First described in 1971,
adult-onset Still's disease (AOSD) is a rare multisystemic disorder considered as a complex (multigenic) autoinflammatory syndrome. A genetic background would confer susceptibility to the development of autoinflammatory reactions to environmental triggers. Macrophage and neutrophil activation is a hallmark of AOSD which can lead to a reactive
hemophagocytic lymphohistiocytosis. As in the latter disease, the cytotoxic function of natural killer cells is decreased in patients with active AOSD.
IL-18 and IL-1β, two proinflammatory
cytokines processed through the
inflammasome machinery, are key factors in the pathogenesis of AOSD; they cause
IL-6 and Th1
cytokine secretion as well as NK cell dysregulation leading to macrophage activation.
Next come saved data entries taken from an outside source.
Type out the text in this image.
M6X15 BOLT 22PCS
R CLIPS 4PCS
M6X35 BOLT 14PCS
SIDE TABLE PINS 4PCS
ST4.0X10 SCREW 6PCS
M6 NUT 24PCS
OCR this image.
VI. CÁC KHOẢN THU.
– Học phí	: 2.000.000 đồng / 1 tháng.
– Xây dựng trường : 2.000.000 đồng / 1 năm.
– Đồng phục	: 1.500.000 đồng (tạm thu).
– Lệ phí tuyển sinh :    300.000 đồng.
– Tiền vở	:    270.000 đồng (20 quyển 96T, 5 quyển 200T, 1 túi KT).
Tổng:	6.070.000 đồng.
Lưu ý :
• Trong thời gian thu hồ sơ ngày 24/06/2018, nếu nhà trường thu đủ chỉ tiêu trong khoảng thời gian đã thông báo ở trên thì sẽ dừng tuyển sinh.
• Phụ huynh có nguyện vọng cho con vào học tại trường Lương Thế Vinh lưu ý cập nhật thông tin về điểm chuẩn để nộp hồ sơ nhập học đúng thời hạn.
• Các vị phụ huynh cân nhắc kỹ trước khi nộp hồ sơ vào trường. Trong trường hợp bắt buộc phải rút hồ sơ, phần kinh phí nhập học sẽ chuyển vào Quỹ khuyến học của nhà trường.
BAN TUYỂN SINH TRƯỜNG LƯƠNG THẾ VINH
The clinico-
biological picture of AOSD usually includes high spiking
fever with joint symptoms, evanescent
skin rash,
sore throat, striking neutrophilic
leukocytosis,
hyperferritinemia with collapsed
glycosylated ferritin (<20%), and abnormal liver function tests. According to the clinical presentation of the disease at diagnosis, two AOSD phenotypes may be distinguished: i) a highly symptomatic, systemic and feverish one, which would evolve into a systemic (mono- or polycyclic) pattern; ii) a more indolent one with
arthritis in the foreground and poor systemic symptomatology, which would evolve into a chronic articular pattern.
Steroid- and
methotrexate-refractory AOSD cases benefit now from recent insights into autoinflammatory disorders:
anakinra seems to be an efficient, well tolerated,
steroid-sparing treatment in systemic patterns;
tocilizumab seems efficient in AOSD with active
arthritis and systemic symptoms while TNFα-blockers could be interesting in chronic polyarticular refractory AOSD.